The number of bankers in the European Union paid more than a million euro a year rose in 2017 to nearly 5,000, even after regulators capped bonuses.

Most of them were based in Britain, according to data from the European Banking Authority (EBA). However, as that country is due to leave the bloc at the end of this month some highly-paid bankers are expected to move to new hubs in Ireland and on the continent.

The EBA said yesterday that 4,859 bankers were paid more than a million euro in 2017, including bonuses, up from 4,597 in 2016.

After taxpayers bailed out lenders during the financial crisis a decade ago, the EU capped bonuses from 2014 to no more than basic salary, or twice that amount with shareholder approval.

In Ireland, stricter pay restrictions - including a salary cap of €500,000 for most bankers - applies at the bailed-out banks.

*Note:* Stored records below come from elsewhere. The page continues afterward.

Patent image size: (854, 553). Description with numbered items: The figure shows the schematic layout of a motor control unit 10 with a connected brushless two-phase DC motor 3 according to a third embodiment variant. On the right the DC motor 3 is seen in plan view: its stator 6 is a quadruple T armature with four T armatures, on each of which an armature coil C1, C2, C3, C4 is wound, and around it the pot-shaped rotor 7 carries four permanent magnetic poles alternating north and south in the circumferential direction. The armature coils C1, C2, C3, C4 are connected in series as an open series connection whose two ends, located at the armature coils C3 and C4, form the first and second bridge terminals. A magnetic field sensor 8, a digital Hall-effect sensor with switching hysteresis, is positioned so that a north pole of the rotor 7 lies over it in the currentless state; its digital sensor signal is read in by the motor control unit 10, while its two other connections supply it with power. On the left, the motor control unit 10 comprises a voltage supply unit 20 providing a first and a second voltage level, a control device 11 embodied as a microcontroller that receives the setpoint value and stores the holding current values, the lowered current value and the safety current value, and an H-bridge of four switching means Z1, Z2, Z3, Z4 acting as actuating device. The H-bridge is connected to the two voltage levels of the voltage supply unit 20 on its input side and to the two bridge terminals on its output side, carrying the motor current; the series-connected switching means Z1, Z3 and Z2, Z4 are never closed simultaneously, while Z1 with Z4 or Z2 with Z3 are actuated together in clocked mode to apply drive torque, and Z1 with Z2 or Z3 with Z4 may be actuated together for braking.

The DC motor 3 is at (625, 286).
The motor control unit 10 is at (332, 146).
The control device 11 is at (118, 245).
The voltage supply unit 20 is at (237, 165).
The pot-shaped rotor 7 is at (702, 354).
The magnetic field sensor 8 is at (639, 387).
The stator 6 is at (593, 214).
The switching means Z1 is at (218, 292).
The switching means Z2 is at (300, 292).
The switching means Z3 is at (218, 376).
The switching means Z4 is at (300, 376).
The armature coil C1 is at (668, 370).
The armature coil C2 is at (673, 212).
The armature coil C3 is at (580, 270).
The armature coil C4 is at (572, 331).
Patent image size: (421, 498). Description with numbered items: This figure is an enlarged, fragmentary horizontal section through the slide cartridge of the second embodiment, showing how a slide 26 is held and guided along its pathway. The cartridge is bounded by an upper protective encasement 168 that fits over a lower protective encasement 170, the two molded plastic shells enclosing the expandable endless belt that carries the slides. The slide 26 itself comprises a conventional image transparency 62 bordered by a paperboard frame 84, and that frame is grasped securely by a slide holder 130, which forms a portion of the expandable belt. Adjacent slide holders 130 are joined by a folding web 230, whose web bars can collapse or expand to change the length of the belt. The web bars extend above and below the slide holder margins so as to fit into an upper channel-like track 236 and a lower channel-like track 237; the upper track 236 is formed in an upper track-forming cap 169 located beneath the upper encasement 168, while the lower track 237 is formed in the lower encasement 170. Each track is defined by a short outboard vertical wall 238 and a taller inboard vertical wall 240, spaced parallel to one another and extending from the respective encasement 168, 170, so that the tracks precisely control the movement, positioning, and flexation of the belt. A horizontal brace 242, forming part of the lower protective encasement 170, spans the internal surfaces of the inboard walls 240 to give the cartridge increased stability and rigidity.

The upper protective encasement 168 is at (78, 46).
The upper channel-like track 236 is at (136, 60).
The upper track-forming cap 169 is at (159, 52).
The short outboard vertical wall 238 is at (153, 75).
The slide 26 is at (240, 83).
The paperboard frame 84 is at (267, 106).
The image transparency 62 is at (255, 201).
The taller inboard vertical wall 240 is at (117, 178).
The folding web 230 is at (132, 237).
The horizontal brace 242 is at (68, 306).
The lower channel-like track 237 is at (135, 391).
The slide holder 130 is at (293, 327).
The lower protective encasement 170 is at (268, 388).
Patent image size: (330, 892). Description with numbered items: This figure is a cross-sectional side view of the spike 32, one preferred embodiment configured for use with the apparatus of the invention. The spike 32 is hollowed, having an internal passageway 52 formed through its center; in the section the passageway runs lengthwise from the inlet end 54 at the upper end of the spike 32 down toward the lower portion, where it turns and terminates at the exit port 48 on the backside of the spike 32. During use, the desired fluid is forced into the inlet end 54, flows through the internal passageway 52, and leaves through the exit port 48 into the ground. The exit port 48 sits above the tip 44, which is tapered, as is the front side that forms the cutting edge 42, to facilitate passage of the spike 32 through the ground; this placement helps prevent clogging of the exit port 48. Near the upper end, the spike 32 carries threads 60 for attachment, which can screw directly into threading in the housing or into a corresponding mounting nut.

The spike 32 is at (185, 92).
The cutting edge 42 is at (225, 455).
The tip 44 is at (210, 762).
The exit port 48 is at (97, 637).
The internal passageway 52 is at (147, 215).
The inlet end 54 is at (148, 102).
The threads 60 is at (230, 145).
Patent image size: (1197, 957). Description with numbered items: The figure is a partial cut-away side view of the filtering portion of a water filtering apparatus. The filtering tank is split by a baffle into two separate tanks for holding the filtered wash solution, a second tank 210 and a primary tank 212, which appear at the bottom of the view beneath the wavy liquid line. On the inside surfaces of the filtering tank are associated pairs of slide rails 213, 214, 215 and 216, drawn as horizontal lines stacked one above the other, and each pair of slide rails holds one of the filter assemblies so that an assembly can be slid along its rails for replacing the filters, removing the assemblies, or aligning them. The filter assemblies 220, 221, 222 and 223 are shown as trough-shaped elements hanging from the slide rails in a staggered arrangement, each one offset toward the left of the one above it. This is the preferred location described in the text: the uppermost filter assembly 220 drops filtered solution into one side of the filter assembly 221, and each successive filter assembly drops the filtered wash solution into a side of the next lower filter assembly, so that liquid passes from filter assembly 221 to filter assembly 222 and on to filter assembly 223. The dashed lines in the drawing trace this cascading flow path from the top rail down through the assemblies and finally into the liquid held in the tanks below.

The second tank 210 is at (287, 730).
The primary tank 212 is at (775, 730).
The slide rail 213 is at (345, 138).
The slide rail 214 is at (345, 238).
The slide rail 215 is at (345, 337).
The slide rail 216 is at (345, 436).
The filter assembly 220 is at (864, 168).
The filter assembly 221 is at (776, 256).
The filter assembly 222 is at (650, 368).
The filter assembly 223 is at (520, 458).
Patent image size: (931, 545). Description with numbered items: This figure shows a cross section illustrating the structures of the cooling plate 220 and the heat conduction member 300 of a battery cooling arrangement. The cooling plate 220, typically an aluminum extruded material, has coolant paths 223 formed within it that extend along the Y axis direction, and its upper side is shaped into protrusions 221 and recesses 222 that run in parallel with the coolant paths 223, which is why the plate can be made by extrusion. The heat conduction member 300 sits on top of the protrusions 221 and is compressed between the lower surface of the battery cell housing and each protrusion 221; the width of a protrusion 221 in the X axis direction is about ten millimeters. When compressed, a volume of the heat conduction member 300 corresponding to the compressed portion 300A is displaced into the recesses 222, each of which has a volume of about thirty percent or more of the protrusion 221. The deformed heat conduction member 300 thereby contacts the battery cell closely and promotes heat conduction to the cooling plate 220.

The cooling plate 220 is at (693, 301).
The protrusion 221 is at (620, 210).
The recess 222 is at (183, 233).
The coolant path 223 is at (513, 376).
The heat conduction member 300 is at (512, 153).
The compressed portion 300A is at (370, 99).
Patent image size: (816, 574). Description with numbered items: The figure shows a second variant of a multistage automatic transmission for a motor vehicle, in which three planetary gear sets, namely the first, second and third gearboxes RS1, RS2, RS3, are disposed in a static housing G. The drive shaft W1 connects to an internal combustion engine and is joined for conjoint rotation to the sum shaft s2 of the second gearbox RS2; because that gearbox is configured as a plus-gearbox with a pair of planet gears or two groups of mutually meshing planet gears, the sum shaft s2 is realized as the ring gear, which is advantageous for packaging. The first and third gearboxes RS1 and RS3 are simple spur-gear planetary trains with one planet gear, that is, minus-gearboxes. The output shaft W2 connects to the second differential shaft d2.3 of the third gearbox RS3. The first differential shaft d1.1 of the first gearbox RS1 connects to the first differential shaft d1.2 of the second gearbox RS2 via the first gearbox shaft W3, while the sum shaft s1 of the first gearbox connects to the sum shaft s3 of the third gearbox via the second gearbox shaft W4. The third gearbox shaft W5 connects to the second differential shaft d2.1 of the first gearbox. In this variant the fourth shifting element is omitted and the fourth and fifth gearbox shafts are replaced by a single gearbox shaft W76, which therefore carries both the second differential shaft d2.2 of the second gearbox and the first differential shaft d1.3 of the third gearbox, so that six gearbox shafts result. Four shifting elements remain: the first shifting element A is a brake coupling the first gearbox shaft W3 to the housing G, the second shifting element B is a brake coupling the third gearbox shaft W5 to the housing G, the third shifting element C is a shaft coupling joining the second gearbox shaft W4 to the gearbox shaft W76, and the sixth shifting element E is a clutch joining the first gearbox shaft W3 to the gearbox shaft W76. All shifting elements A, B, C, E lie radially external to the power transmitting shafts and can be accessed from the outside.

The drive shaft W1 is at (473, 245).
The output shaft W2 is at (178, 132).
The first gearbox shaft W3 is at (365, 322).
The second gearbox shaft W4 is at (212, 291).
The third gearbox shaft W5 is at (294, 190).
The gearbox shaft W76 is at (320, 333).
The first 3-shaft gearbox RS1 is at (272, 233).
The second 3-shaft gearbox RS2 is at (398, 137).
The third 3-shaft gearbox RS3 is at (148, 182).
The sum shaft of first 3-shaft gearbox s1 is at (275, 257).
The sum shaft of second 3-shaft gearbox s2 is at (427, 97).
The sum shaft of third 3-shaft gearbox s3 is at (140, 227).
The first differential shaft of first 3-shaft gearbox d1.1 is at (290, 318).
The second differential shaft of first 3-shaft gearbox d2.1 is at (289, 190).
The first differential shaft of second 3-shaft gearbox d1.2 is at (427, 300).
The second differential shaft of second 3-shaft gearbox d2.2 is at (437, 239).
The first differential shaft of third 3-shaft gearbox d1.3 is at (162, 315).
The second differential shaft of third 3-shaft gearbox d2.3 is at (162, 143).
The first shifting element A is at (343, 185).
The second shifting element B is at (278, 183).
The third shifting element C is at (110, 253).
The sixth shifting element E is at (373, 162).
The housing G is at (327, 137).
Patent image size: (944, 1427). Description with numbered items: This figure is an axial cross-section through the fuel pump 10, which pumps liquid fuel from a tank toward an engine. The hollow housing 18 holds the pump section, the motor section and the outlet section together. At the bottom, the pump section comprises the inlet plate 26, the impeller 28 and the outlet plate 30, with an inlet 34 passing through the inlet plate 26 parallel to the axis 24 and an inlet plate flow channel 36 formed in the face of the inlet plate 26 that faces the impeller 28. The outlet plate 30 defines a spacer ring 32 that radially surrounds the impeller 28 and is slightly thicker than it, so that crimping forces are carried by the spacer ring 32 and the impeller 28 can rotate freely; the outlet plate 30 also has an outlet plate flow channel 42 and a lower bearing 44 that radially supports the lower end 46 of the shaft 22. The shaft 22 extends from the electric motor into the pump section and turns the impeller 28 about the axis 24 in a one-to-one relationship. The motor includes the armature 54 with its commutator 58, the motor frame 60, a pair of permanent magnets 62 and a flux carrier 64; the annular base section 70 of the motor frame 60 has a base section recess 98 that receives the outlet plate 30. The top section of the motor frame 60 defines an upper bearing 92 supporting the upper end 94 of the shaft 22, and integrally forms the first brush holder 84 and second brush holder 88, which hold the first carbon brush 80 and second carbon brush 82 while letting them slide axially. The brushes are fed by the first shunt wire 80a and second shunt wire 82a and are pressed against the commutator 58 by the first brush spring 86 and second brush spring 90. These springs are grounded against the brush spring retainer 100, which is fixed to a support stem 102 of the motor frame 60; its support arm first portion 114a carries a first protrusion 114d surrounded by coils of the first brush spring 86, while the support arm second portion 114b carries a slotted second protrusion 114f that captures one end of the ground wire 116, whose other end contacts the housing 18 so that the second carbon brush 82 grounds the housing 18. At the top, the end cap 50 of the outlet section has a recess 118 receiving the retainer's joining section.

EBA said the average ratio of variable to fixed pay for the high earners continues to fall, down from 104pc in 2016 to 101.08pc in 2017 as the cap bites. It was 123pc in 2014 and 118pc in 2015.

The higher earners were predominantly based in Britain, totalling 3,567 in 2017 or 73.3pc - 38 more than in 2016. Germany had 390 in 2017, Italy 201, France 233, and Spain 161.

Many big London-based banks have since opened new hubs elsewhere in the European Union in preparation for business after Brexit.

Britain had opposed the introduction of the bonus cap, saying it would prompt banks to blunt its impact by raising basic pay, making it harder for lenders to cut costs in a market downturn. EU financial rules have been embedded into UK law as part of preparations for Brexit on March 29.

Bank of England Governor Mark Carney has hinted that the bonus cap could be among the bloc's rules that are reviewed by the UK in future, but not at the risk of damaging overall resilience in the sector.

As bankers come under pressure to rein in bonuses, asset managers are escaping the full impact of the cap.

The EBA said that in the banks' business area of asset management, the average ratio of variable to fixed remuneration increased from 358pc in 2016 to 402pc in 2017, still far exceeding the maximum ratio of 200pc.

"Several member states allow the application of waivers for staff in this business area, although CRD IV (EU bank capital rules) does not explicitly provide for this possibility," the EBA said in its review.